It’s not the fact that they are highly accomplished, successful people; it is the warmth and ease they exude. That’s the first thing you experience when you see them on Television or meet them in person. And that’s charisma. It is not something that you’re born with; it is something you learn along the way. Being charismatic starts with the way you smile to the way you talk to people to the way you conduct yourself. And the good news is that it can be acquired. You too can be charismatic by following a few simple steps.
You reflect who you are inside
If you’re confident and relaxed, you will come across that way to people. But if you’re nervous and anxious, that’s what people will see. If you’re angry people can tell. Because that will show on your face. If you’re depressed, it will show in your body language much before it shows in your words. If you’re happy, people will know immediately. Keep a soft expression on your face and a little smile, just enough to give you that twinkle in your eye. Don’t grit your teeth; or continuously stare at someone; don’t tighten your jaw. Be relaxed and genial, and people will automatically be drawn to you.
Talk less and listen more
Charismatic people are known to be terrific listeners. They remember names and places and faces. They remember little things. They really listen, and don’t think about what they are going to say until it’s their turn. They don’t interrupt people unnecessarily; they let them finish what they are saying. So when you are talking to someone, give them your complete attention, even if the conversation doesn’t interest you. Don’t be in a rush to get in your story first. Being charismatic is also about courtesy and basic etiquettes. Don’t check your phone or laptop when someone is talking to you. It tells them you don’t really care that they are there, and that you have no respect for their time.
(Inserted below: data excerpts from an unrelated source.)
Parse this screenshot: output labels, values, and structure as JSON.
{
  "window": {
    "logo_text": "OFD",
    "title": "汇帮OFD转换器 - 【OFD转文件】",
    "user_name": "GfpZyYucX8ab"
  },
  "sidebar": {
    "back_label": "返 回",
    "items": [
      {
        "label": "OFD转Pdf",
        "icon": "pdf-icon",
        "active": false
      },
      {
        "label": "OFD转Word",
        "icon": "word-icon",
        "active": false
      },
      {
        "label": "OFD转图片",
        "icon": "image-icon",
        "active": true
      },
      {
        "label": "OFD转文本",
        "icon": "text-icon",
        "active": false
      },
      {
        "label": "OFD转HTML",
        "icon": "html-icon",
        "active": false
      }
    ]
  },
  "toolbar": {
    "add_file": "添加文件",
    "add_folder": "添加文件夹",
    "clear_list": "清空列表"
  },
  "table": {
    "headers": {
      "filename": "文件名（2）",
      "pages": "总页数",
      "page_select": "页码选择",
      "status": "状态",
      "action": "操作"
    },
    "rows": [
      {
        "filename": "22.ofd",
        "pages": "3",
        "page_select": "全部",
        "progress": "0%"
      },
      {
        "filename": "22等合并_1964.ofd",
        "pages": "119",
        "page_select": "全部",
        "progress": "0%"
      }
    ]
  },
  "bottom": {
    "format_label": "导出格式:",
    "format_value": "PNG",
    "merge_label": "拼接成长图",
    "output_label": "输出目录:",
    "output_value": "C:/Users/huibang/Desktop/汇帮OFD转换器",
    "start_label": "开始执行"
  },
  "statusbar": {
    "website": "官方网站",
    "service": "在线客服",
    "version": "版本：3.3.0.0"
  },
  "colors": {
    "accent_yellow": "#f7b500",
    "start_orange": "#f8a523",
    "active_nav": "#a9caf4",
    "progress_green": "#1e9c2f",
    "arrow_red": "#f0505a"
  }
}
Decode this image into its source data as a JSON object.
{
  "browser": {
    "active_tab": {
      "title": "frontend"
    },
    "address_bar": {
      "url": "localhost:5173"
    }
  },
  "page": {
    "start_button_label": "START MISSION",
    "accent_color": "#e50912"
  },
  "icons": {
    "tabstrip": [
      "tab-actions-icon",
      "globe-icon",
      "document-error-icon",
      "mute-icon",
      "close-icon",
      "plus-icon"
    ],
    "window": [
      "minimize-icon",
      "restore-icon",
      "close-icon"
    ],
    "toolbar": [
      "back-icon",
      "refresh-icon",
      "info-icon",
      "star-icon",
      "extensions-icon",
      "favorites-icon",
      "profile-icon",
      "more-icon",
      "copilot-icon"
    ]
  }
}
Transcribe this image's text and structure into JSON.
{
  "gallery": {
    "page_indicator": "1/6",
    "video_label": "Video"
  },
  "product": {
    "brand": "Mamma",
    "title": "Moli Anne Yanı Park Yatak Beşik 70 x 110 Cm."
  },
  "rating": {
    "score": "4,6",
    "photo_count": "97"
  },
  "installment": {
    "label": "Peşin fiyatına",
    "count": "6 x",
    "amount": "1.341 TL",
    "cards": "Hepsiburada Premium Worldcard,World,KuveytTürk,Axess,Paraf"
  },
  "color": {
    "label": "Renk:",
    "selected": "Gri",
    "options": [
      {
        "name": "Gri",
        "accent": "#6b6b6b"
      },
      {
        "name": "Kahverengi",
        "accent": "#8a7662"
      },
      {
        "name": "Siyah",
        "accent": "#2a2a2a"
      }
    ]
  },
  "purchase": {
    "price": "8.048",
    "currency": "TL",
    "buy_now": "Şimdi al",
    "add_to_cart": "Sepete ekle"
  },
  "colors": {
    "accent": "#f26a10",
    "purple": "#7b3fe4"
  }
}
Give people a genuine smile
When you smile at someone, make it a genuine one. They say a true smile should cause wrinkles to gather around your eyes. So don’t fake it. A genuine smile can melt mountains. It can tilt things in your favour. It can do wonders for you.
Most people don’t know how to shake one’s hand. It is ridiculous how big that number is. Some of the major no-no handshakes are: the dead fish handshake – where the hand is limp and lifeless, almost saying, I’m not interested in you; the half-shake – which is when people don’t even offer their entire hand for the shake. You get only their fingers, instead; the I’m on top, you’re on top shake – this shows the person is either too aggressive or too insecure. When you shake someone’s hand with your palm facing down, it shows you as an aggressive, arrogant person. And when you do that with your palm facing upwards, it shows you as an insecure, self-doubting person. The trick to a good handshake is ensuring the webbing between your thumb and index finger meets the webbing of the other person’s thumb. Keep it firm, no excessive pressure.
The eye contact
Charismatic people look you in the eye and show you that you’re important to them. Constant eye contact doesn’t mean they stare you down, it just means they make eye contact every now and then, with a small smile. Eye contact is extremely important to show the other person that you’re confident, honest and sincere. Shifty eyes do the exact opposite. Looking everywhere else but the person you’re talking to shows you in a bad light as well.
Don’t be an arrogant, pretentious cad
Don’t go on and on about your achievements or awards or try to make everything about yourself. The most important trait of charismatic people is their humbleness. They are not two-faced people. They don’t judge others.
Don’t act self-important. Be giving, genuine, honest with people. Let them know why they are important to you. Praise them for their achievements, accomplishments. Be generous with your praise. Don’t act jealous or needy. Give them what is due to them. And most importantly, don’t indulge in unnecessary gossip or talk ill of others, because you lose your respect right then and there.
Develop a lovable personality
Be charming, helpful, friendly and chivalrous. Help people as much as you can. Don’t be selfish all the time. If in a group, let everyone present their opinions. For example if you’re deciding where to go for lunch, get everyone’s input and go with the majority. Be gentle and kind. Laugh a lot. Be fun. Sometimes, it is good to be spontaneous. IF someone makes a plan late in the night to take a road trip the following morning, give it a go. Don’t be a prude and say, “you should have told me in advance”. Don’t stab people in the back. Try to give more than you receive. Become a loving, happy soul and people will automatically fall in love with you.